[Info-vax] Where to locate software
johnwallace4 at yahoo.co.uk
johnwallace4 at yahoo.co.uk
Fri Jun 10 13:19:26 EDT 2016
On Friday, 10 June 2016 16:56:38 UTC+1, David Froble wrote:
> Stephen Hoffman wrote:
>
> > If you're
> > doing fifty or five hundred servers or if you need rapid updates due to
> > security vulnerabilities or other serious issues, you're in deep
> > sneakers. And most everything here is only going to need to happen
> > faster.
> >
> > *This* is app stacking and containers and sandboxes.
> >
>
> This is not the world I live in, and so I must admit that any views I have just
> aren't applicable.
Don't worry too much. The fact that "devops" was mentioned in a
non-ironic way means that it's not the world many sensible people
live in. The UK IT rag The Register has taken quite a bit of flack
in recent months for its apparent devops obsession. The flack isn't
all from dinosaurs like me (and like you?); some of it is from people
who have been told that devops is the company way forward, and who
then find that reality doesn't match the marketing, devops alone
doesn't fix everything and make the tea, and worse still, cluelessly
broken system designs are still cluelessly broken system designs
(which can be continuously integrated and tested and deployed using
shiny tools which don't fix the cluelessly broken design).
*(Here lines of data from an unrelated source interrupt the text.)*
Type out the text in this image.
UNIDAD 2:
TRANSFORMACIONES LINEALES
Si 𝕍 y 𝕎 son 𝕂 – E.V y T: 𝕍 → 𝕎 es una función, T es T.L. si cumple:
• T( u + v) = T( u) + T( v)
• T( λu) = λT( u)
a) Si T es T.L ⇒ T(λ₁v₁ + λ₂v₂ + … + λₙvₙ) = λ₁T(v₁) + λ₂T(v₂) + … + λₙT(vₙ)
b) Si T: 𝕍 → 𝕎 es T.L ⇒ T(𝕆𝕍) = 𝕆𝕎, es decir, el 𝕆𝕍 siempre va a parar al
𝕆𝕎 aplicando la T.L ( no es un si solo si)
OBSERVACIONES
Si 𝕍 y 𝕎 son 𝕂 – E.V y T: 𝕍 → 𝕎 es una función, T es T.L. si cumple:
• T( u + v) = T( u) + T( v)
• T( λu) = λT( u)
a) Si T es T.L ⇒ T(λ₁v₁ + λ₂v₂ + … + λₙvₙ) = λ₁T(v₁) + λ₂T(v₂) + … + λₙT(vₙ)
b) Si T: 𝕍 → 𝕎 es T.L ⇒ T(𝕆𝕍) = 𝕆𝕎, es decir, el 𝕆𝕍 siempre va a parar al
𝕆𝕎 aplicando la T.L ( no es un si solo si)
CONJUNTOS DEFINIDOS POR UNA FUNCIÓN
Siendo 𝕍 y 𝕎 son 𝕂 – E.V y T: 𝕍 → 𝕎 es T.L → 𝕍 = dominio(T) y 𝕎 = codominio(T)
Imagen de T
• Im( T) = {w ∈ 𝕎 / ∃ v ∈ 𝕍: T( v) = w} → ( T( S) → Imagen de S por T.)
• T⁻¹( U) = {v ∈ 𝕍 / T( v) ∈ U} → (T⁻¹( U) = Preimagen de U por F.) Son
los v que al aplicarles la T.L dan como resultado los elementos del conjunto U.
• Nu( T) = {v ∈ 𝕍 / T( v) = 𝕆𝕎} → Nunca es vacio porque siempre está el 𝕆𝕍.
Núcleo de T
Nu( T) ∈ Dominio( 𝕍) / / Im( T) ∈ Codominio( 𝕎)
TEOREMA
As you said in another thread a few minutes ago, developers aren't
necessarily the best deciders of what technology to purchase.
A decade or two ago, developers were very very important in some
quarters; e.g. when Ballmer was influential at MS (CEO?), he used
to rant on about "developers developers developers" (amongst other
things):
https://www.youtube.com/watch?v=I14b-C67EXY (Ballmer in 2008; plenty
more where that came from).
That "look after the developers, and the rest will follow" attitude
helped MS get where they got. But times change, and needs vary. In
particular, fashions (and CEOs) come and go. MS's repeated changes
of software strategy haven't won them many friends. To Ballmer,
Linux was a cancer. To Ballmer's replacement (Nadella), Linux is a
place where people can run MS SQL Server and such like.
Not everyone's needs can be satisified by a single high volume low
margin (but shiny, and popular with developers) OS platform with
lots of shiny widgets available. Obviously lots of people are OK
with the high volume low margin model, especially if it allows
more than one option, or it wouldn't be a high volume OS.
That's fine, use the tool where it fits the requirements - but
developers are not the only people with requirements.
Meanwhile, good engineering is still good engineering. Building on
sand is still, in cases where it matters, a bad idea.